On Monday, the U.S. Supreme Court granted certiorari in a proposed class action to determine the scope of a home-buyer’s standing to sue a title insurer company that allegedly violated the Real Estate Settlement Procedures Act of 1974 (RESPA). In First American Financial Corporation, et al. v. Edwards (10‑708), the question before the Court is whether a home-buyer has standing under Article III, § 2 of the United States Constitution to pursue a RESPA claim if the home-buyer cannot establish that the violation resulted in an increase in the amount the home-buyer paid for title insurance services.
The homebuyer, Denise Edwards, alleges that the title insurer, First American, acquired ownership interests in thousands of title agencies across the country in exchange for the agencies’ customer referrals to First American in violation of RESPA. However, Edwards was unable to establish that she was over-charged for title insurance services as a result of these referrals because the applicable state law mandates that title insurers all charge the same price. First American therefore challenged Edwards’ standing to assert the claim, arguing that an economic injury is necessary to meet Article III’s injury-in-fact requirement.

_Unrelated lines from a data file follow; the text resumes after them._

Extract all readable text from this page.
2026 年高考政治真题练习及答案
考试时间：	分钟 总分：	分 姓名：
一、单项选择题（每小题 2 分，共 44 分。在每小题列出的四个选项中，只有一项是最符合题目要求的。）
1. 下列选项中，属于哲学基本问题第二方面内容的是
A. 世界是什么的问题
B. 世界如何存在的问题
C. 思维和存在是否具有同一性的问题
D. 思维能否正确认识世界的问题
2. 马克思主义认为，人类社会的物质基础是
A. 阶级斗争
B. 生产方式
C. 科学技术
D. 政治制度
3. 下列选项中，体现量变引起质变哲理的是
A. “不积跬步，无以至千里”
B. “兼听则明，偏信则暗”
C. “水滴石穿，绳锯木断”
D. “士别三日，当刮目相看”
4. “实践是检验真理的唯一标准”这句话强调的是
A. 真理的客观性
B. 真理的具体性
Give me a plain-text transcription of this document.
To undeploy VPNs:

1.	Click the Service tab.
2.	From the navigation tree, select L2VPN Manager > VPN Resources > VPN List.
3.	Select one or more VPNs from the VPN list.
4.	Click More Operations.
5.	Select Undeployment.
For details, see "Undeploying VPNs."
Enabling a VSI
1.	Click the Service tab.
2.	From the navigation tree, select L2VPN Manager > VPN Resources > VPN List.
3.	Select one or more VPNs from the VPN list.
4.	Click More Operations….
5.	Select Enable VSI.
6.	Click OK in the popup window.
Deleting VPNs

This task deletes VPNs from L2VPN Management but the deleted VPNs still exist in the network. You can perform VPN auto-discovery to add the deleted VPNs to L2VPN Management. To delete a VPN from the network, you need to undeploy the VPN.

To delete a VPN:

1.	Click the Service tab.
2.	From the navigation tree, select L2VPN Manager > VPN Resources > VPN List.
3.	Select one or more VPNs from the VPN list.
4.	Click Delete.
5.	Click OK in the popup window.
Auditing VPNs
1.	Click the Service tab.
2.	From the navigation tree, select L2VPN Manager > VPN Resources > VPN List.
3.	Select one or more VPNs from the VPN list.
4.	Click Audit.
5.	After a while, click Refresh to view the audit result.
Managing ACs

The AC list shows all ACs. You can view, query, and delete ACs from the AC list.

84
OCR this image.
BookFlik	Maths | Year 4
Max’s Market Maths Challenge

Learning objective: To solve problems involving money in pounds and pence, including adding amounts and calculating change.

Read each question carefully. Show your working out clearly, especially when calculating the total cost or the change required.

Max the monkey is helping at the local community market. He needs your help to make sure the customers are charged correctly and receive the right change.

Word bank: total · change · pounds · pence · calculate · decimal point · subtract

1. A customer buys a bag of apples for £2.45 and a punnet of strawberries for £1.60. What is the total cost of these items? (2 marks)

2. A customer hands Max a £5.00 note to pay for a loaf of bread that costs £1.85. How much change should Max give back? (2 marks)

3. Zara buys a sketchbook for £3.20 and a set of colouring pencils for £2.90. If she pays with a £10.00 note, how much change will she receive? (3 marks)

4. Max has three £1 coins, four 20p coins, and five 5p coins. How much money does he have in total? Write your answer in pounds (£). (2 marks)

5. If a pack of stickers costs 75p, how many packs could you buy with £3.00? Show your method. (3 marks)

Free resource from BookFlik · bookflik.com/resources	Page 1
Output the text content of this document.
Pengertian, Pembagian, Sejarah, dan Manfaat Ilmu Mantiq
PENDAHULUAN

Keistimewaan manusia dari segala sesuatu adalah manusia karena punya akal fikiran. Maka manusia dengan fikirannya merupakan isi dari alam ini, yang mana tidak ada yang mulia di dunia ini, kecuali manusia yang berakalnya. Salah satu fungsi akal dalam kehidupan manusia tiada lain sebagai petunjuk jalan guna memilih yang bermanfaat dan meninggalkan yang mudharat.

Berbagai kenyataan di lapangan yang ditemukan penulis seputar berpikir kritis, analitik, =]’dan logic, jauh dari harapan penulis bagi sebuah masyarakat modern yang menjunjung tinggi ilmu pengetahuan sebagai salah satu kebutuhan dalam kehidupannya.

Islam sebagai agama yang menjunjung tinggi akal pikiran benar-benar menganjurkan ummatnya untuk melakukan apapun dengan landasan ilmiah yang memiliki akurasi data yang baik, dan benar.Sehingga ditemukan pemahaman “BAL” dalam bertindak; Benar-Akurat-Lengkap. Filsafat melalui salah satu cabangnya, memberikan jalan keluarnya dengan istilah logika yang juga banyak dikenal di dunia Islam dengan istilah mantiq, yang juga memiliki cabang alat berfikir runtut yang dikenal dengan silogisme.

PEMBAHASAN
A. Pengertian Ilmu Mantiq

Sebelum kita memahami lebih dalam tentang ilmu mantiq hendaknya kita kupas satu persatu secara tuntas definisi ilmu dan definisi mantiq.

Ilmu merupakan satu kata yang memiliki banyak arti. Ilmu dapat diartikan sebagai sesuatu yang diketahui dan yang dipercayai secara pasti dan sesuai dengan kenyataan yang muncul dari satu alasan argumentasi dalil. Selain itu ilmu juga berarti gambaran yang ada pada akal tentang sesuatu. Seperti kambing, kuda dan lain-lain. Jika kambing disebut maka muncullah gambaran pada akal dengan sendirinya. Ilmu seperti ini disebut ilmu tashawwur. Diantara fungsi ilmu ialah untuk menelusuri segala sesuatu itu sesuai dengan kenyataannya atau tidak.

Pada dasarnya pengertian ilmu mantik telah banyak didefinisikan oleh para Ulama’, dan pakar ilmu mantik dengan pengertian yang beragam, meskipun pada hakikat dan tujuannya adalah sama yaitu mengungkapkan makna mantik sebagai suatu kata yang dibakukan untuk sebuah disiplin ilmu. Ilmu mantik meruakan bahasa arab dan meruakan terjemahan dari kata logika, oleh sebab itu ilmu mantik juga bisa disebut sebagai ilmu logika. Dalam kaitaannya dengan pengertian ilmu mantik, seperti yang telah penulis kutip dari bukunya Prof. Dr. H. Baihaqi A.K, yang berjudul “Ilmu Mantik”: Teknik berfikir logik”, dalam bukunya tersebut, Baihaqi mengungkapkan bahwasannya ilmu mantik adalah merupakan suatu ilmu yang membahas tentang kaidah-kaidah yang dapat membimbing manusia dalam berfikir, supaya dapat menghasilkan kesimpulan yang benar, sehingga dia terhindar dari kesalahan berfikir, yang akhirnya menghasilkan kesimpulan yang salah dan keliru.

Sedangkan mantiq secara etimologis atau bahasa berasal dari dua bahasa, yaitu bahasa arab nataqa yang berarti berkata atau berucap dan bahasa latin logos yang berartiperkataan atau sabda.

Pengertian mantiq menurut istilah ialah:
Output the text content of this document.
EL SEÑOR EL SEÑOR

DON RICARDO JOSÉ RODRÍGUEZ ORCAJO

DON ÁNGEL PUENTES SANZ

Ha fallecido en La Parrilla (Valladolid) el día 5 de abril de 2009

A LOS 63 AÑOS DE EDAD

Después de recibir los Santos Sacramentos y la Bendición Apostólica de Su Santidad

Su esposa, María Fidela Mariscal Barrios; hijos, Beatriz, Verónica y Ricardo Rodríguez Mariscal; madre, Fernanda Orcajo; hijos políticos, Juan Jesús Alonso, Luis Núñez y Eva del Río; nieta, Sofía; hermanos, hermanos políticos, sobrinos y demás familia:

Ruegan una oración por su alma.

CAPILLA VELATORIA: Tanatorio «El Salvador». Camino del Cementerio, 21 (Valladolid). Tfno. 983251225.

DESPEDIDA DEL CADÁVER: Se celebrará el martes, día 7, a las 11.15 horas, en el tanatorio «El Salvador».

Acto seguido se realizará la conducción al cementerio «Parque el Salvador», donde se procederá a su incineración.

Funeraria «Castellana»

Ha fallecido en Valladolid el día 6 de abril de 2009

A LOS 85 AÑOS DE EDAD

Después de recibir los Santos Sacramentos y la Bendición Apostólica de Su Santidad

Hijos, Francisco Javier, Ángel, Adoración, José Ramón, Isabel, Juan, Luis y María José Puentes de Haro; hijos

The Ninth Circuit rejected First American’s argument, holding that the statutory text of RESPA does not limit liability to instances in which a plaintiff is overcharged. Rather, the Ninth Circuit concluded that RESPA gives plaintiffs a cause of action despite a lack of economic injury and that the creation of a cause of action is sufficient to establish standing under Article III. The U.S. Supreme Court will review this holding during its next term. The Court’s decision will determine whether RESPA claims can be successfully pursued even in the absence of any economic harm to consumers.